Mr Sarll submits that the claim is a “matter relating to insurance” within the meaning of Section 3 of Chapter II of the Recast Brussels Regulation, with the consequence that (regardless of where the damage was suffered) pursuant to Article 14 the insurer may only bring proceedings in Greece where the defendant is domiciled.

93.

The Court of Appeal gave judgment in The Atlantik Confidence [2018] EWCA Civ 2590, dealing with the scope of Section 3 of the Regulation, on the day after the hearing of this application. Accordingly the parties have made brief written submissions as to the effect of that decision.

94.

Article 10 provides:

“In matters relating to insurance, jurisdiction shall be determined by this Section, without prejudice to Article 6 and point 5 of article 7.”

95.

Article 14 provides:

“(1)

… an insurer may bring proceedings only in the courts of the Member State in which the defendant is domiciled, irrespective of whether he is the policyholder, the insured or a beneficiary.”

96.

Not all claims brought by a claimant who happens to be an insurer comprise matters relating to insurance.

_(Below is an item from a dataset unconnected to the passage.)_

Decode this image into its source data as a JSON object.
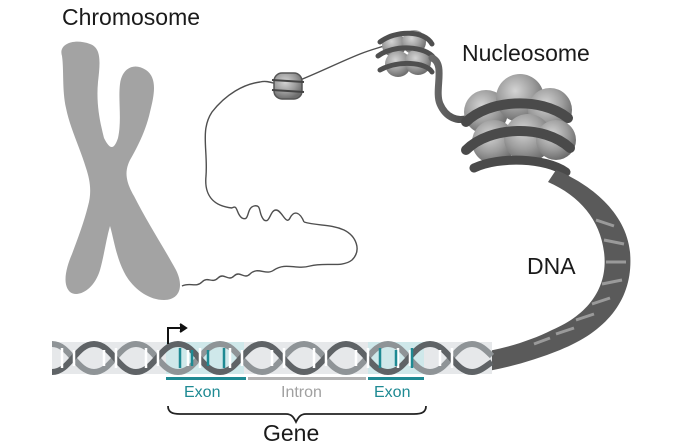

In The Atlantik Confidence at first instance [2017] EWHC 3040 (Comm) at [70] and [71] the test applied by Teare J was whether the nature of the claim made by the insurers was so closely connected with the question of liability under the contract of insurance that it could fairly and sensibly be said that the subject matter of the claim related to insurance or, in other words, whether consideration of the insurance contract was indispensable to the determination of the claim.

97.

In the Court of Appeal [2018] EWCA Civ 2590 at [77] to [80] Gross LJ agreed with this approach. It was necessary to consider the position “as a matter of reality and substance” and to determine whether consideration of the insurance policy was indispensable to determination of the claim. He referred also to the need for a “material nexus” between the policy and the claim.

98.

In my judgment neither of Griffin’s claims are matters relating to insurance. The fact that Griffin is an insurer forms part of the background to the claim and explains why the harm which Griffin has suffered is the loss of an ability to enforce a subrogated right (although insurers are not the only people who sometimes have the benefit of rights of subrogation), but that is all. In all other respects the nexus between the claim in tort and the policy is tenuous. Determination of the claim requires no consideration of the terms of the policy, which was scarcely looked at during the hearing.

99.

In The Atlantik Confidence [2018] EWCA Civ 2590 it was held that even though the claim was a matter relating to insurance, the defendant bank could not rely on Article 14 because it was not “the weaker party” within the meaning of Recital (18) of the Recast Brussels Regulation. This was not because of the defendant’s individual position but because of its membership of a class not meriting the special protection afforded by Section 3 of Chapter II of the Regulation. Founding on this conclusion, Miss Hopkins submitted that Mr Varouxakis could be described as a member of a class of “substantial shipowners” who likewise were not entitled to rely on Article 14. No such argument had been advanced at the hearing or addressed in the parties’ evidence. If the point had mattered, I would have held that it was too late to be raised in a brief note after the hearing.

Conclusions

100.

For the reasons which I have explained:

(1)

The defendant must be treated as having accepted the jurisdiction of this court.

(2)

Relief against sanctions is refused.

(3)

Accordingly the defendant’s jurisdictional challenge is dismissed.

(4)

Had it been otherwise, I would have held that the court has jurisdiction under Article 7.2 to determine the Accounting Claim but not the Lost GA Claim and that the claim is not a matter relating to insurance.